Approximately 32 million people in Japan are affected by the radioactive fallout from the nuclear disaster in Fukushima, according to the 2015 Fukushima Report now available from Green Cross. This includes people who were exposed to radiation or other stress factors resulting from the accident, and who are consequently at potential risk from both long and short-term consequences.
As with the Chernobyl nuclear accident that impacted 10 million people, Japan is expected to see increased cancer risk and neuropsychological long-term health consequences. The stress-related effects of evacuation and subsequent relocation are also of concern. The evacuation involved a total of over 400,000 individuals, 160,000 of them from within 20km of Fukushima. The number of deaths from the nuclear disaster attributed to stress, fatigue and the hardship of living as evacuees is estimated to be around 1,700.
“Our local presence and ongoing activities to help the communities impacted by radioactive contamination in Chernobyl and Fukushima gives us first-hand experience of the human and environmental consequences of nuclear disasters,” said Adam Koniuszewski, Chief Operating Officer of Green Cross International, who recently shared the stage with former Japanese Prime Minister Naoto Kan for a conference on nuclear power. “This is why we are demanding more transparency and better governance around nuclear power and the risks involved, and a better assessment of its mounting costs.”

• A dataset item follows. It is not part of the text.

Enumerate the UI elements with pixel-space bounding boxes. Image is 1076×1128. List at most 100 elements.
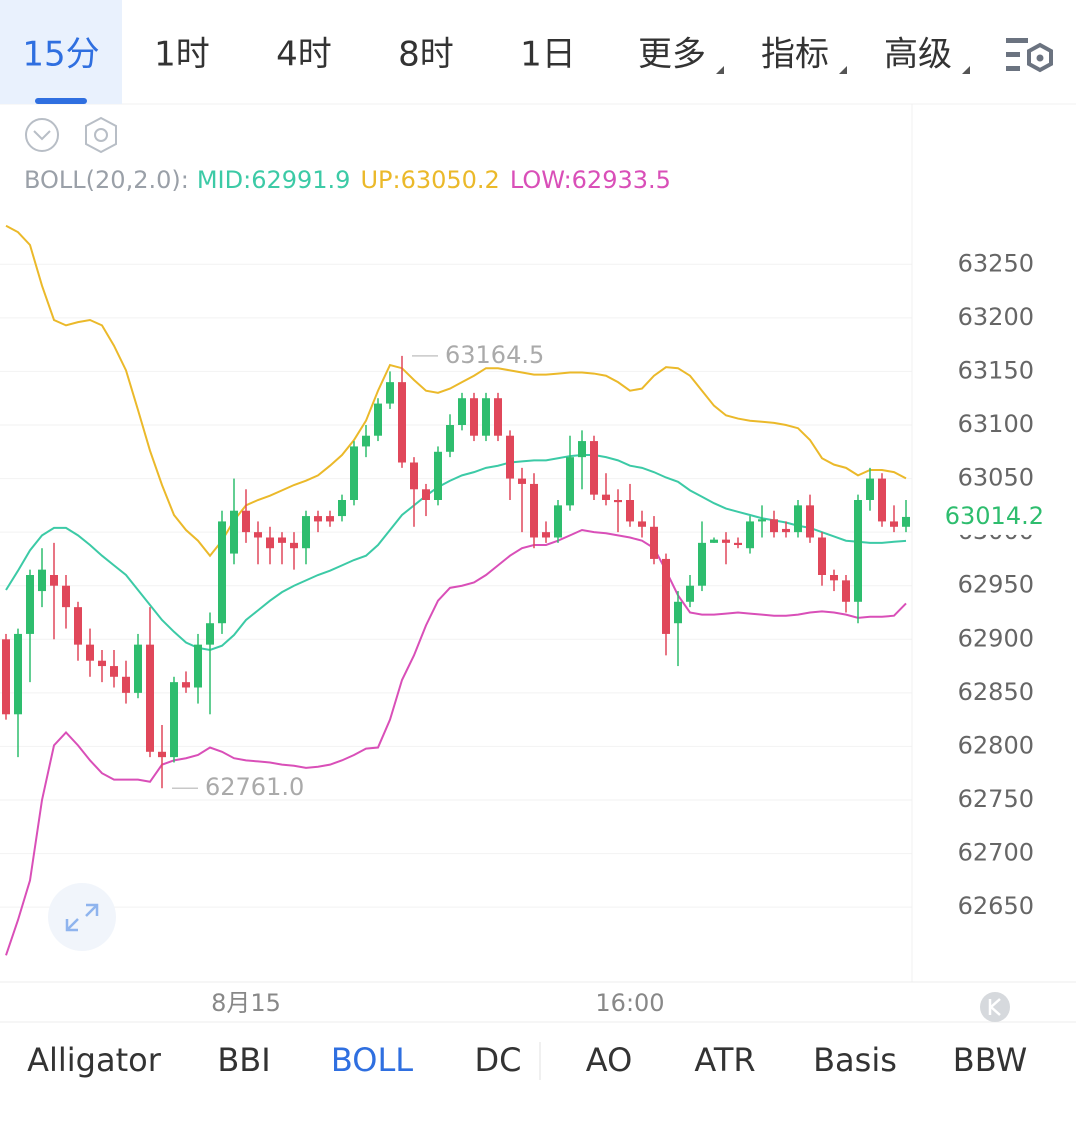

Based on the International Nuclear and Radiological Event Scale (INES), both the Chernobyl and the Fukushima Daiichi nuclear power plant disasters were categorized as level 7 events – defined as a major release of radioactive material, with widespread effects, requiring planned and extended countermeasures. The radiation released by the Fukushima Daiichi nuclear power plant was largely concentrated in Japan and over the Pacific Ocean. According to estimates, 80 percent of the released radiation was deposited in the ocean and the other 20 percent was mostly dispersed within a 50 km radius to the northwest of the power plant in the Fukushima Prefecture. While the expected cancer risk to humans caused by the radiation released over the Pacific Ocean are small, trace amounts of radiation have already reached the North American continent, in particular parts of the North West Coast of the United States. The overall risk of cancer will increase, especially for those who were still children at the time of the accident. Their health will be at risk over their entire lifetime as a result of the radiation released by the Fukushima Daiichi nuclear power plant.
According to calculations by the Tokyo Electric Power Company (TEPCO), the total atmospheric release of radioactive material from the Fukushima nuclear disaster (iodine-131, cesium-134, cesium-137, and noble gases) was estimated to be less than 15 percent of the total radiation emitted by the Chernobyl accident. “However, the number of people affected by radiation in Japan has tripled compared to Chernobyl,” said Nathalie Gysi of Green Cross Switzerland.
In addition to the radioactive material initially released in the ocean, water leakage at the Fukushima Daiichi power plant remains a problem four years after the accident. Reports of pipes breaking and water escaping from containment tanks in the months and years since the accident are a source of worry for workers and the public. The United Nations Scientific Committee on the Effects of Atomic Radiation (UNSCEAR) reported that radioactive material had been released as late as May of 2013.
There continue to be concerns about additional psychological stress and rising doubts over the safety of seafood, such as radioactivity levels in tuna and other fish. The threshold for cesium in Japan is 100 Becquerel per kilogram. Flounders caught close to the Fukushima Daiichi power plant were found to have high cesium levels, exceeding the allowable limit of 100 Becquerel.
The Fukushima Report was prepared under the direction of Prof. Jonathan M. Samet, Director of the Institute for Global Health at the University of Southern California (USC), as a Green Cross initiative. A systematic approach was taken to gather information regarding the number of people affected by the Fukushima nuclear disaster, using the same measurement standards as a similar 2012 study on Chernobyl.
The 2015 Fukushima Report is available for download in English at http://www.greencross.ch/en/news-info-en/case-studies/fukushima-report.html.
The lives of approximately 42 million people have been permanently affected by radioactive contamination caused by the accidents in the Chernobyl and Fukushima Daiichi nuclear power plants. Continued exposure to low-level radiation, entering the human body on a daily basis through food intake, is of particular consequence. Green Cross is committed to conquering the long-term effects of industrial and military disasters, as well as pollution left over from the Cold War, through two key international programmes: Social and Medical Care and Legacy of the Cold War. Top priorities are improving the quality of life of people impacted by chemical, radioactive and other kinds of contamination, and promoting sustainable advancements in the spirit of cooperation instead of confrontation.
Because of the worldwide effects of climate change and nuclear disasters, it is urgently necessary for the global community to work together on developing and using renewable energies, boosting energy efficiency, and pursuing a controlled, global end to the production of nuclear power.